É por essa razão, em particular, que o Japão, que teve de reduzir a quase metade a sua produção de alumínio nos últimos anos por causa dos custos da energia, resolveu produzir o metal em outros países: Venezuela, Indonésia e Brasil. Aqui, um consórcio de empresas japonesas formou a Nippon Amazon Aluminium Co. (Nalco), que se associou à Valenorte, subsidiária da CVRD, no Projeto Albrás/Alunorte. Sua produção, de 320 mil toneladas anuais de alumínio, será metade colocada no mercado interno e o restante exportado para o Japão.

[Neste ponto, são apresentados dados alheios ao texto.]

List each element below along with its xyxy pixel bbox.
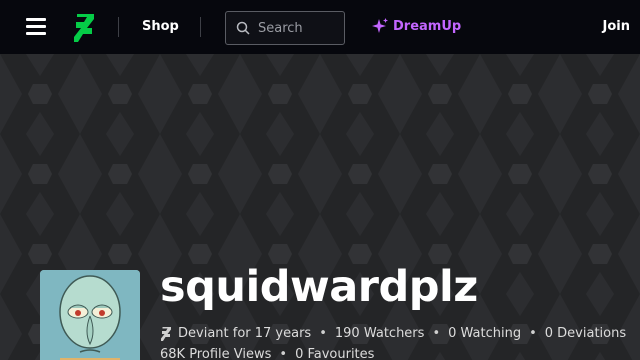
dreamup-label: DreamUp (393, 18, 462, 34)
stats-row: Deviant for 17 years • 190 Watchers • 0 … (160, 323, 630, 344)
search-icon (236, 21, 250, 35)
search-input[interactable] (258, 20, 338, 36)
join-button[interactable]: Join (603, 19, 630, 34)
deviantart-logo-icon[interactable] (72, 14, 96, 42)
avatar[interactable] (40, 270, 140, 360)
stat-favourites[interactable]: 0 Favourites (295, 344, 374, 360)
shop-link[interactable]: Shop (142, 19, 179, 34)
stat-profile-views: 68K Profile Views (160, 347, 272, 360)
separator-dot: • (279, 347, 288, 360)
search-box[interactable] (225, 11, 345, 45)
separator-dot: • (432, 326, 441, 341)
menu-icon[interactable] (26, 18, 46, 36)
stat-watchers[interactable]: 190 Watchers (335, 323, 425, 344)
top-navigation-bar: Shop DreamUp Join (0, 0, 640, 54)
stats-row: 68K Profile Views • 0 Favourites (160, 344, 630, 360)
avatar-image (40, 270, 140, 360)
stat-watching[interactable]: 0 Watching (448, 323, 521, 344)
separator-dot: • (529, 326, 537, 341)
profile-username: squidwardplz (160, 262, 478, 312)
divider (118, 17, 119, 37)
dreamup-button[interactable]: DreamUp (371, 17, 461, 35)
deviant-badge-icon (161, 326, 171, 341)
divider (200, 17, 201, 37)
stat-deviations[interactable]: 0 Deviations (545, 323, 626, 344)
separator-dot: • (319, 326, 327, 341)
profile-stats: Deviant for 17 years • 190 Watchers • 0 … (160, 323, 630, 360)
stat-deviant-since: Deviant for 17 years (178, 326, 312, 341)
dreamup-sparkle-icon (372, 18, 388, 33)
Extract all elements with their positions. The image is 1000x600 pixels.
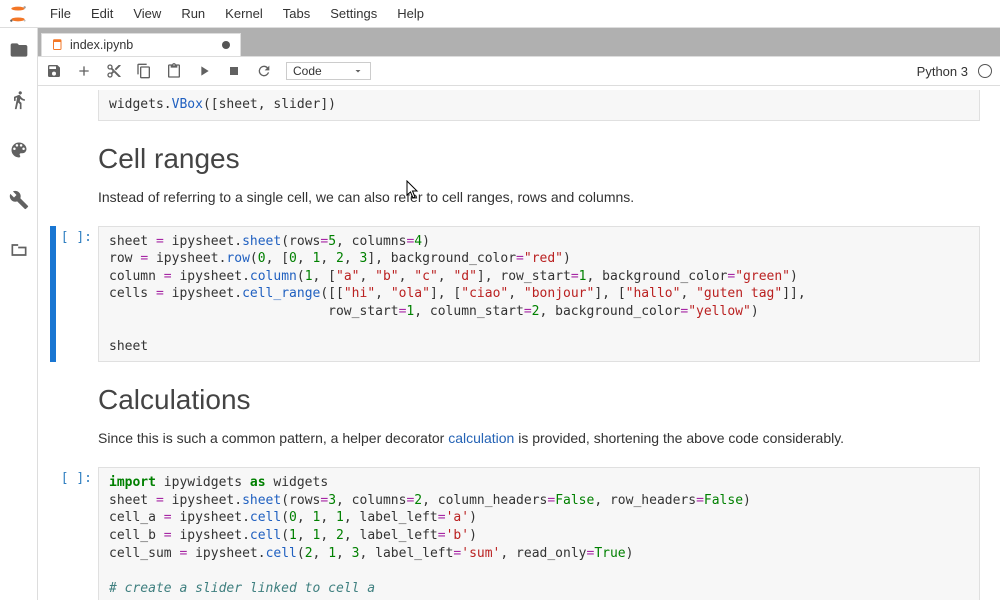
text: is provided, shortening the above code c… [514,430,844,446]
palette-icon[interactable] [9,140,29,160]
tabs-icon[interactable] [9,240,29,260]
kernel-indicator[interactable]: Python 3 [917,64,992,79]
tab-title: index.ipynb [70,38,133,52]
run-icon[interactable] [196,63,212,79]
celltype-value: Code [293,64,322,78]
tab-bar: index.ipynb [38,28,1000,56]
code-cell[interactable]: [ ]: sheet = ipysheet.sheet(rows=5, colu… [50,226,980,363]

Como os americanos, ingleses e canadenses, os japoneses, embora detendo 49% do empreendimento, terão direito a veto em questões importantes e, de quebra, garantiram num acordo assinado com a CVRD que o preço do metal exportado para o Japão seja inferior ao do vendido no Brasil.

O caso do alumínio é bastante elucidativo e pode servir de referência para o tratamento que o regime militar pretende dar aos outros setores do Carajazão, ainda em fase de estudos e negociações. Trata-se, portanto, de um projeto tocado autoritariamente, contrário aos interesses nacionais e um verdadeiro ultraje às aspirações do povo brasileiro. É uma questão que merece um combate vigoroso e permanente de todos os setores democráticos e populares.